Carbon Market Reform:
Allow factories to sell “avoided emissions” through the Carbon Credit Trading Scheme to offset the high capital cost of electric/plasma kilns.
Consider the following statements regarding plasma gasification:
I. It converts organic waste into syngas mainly consisting of carbon monoxide and hydrogen.
II. It produces vitrified slag from inorganic materials.
III. It operates at relatively low temperatures below 500°C.
Which of the statements given above is/are correct?
(a) I and II only
(b) II and III only
(c) I only
(d) I, II and III
Answer: A
Explanation:
• Statement I is Correct: Plasma gasification uses a plasma torch to break down matter at the molecular level. This converts organic waste (like plastics and biomass) into Syngas (Synthetic Gas). Syngas is primarily a mixture of Carbon Monoxide and Hydrogen, which can be used to generate electricity or as a chemical feedstock.
• Statement II is Correct: Unlike traditional incineration, this process does not produce ash. Instead, inorganic materials (like glass, metals, and soil) are melted into a molten state. When cooled, they form a vitrified slag—a glass-like, non-leachable solid that is safe for use in construction materials.

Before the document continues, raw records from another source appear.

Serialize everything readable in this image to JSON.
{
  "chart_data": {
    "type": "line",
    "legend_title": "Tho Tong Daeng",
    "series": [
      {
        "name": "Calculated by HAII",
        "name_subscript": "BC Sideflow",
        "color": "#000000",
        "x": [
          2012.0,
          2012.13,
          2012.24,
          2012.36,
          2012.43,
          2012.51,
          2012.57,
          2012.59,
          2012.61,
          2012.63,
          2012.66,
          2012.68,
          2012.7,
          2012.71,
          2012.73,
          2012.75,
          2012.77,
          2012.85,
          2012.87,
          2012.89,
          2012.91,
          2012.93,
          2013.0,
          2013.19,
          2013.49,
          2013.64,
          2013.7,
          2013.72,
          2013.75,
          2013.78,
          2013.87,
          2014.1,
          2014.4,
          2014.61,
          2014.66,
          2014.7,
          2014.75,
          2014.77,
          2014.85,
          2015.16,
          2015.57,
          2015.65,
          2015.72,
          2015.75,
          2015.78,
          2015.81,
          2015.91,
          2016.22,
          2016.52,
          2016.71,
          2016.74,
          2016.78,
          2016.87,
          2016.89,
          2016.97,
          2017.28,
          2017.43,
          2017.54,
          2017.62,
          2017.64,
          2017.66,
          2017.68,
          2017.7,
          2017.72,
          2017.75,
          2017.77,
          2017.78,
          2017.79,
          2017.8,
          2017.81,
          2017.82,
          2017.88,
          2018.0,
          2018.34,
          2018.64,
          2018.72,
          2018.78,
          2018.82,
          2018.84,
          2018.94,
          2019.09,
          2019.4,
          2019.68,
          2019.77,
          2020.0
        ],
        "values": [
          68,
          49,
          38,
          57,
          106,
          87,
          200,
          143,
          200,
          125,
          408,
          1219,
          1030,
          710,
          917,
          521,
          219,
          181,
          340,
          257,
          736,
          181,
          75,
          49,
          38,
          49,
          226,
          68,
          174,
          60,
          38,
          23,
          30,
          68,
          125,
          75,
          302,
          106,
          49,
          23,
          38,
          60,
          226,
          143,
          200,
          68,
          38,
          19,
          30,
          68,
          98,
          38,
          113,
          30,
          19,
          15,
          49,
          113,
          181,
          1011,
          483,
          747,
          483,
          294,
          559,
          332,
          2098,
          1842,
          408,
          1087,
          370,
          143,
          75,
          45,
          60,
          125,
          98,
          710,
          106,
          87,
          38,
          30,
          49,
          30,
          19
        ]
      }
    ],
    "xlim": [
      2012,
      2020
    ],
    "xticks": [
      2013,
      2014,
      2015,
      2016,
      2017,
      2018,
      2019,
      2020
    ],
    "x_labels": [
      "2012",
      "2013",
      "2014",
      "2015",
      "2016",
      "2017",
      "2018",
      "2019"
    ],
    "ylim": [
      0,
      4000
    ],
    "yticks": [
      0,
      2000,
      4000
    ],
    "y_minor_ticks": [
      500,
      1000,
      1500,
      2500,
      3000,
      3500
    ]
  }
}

• Statement III is Incorrect: This is the defining feature of the technology. Plasma gasification operates at extremely high temperatures, typically ranging from 4,000°C to 10,000°C (and sometimes higher). This is significantly hotter than standard incineration (which usually stays around 800°C–1,200°C). Operating below 500°C would not be sufficient to ionize gas into the plasma state.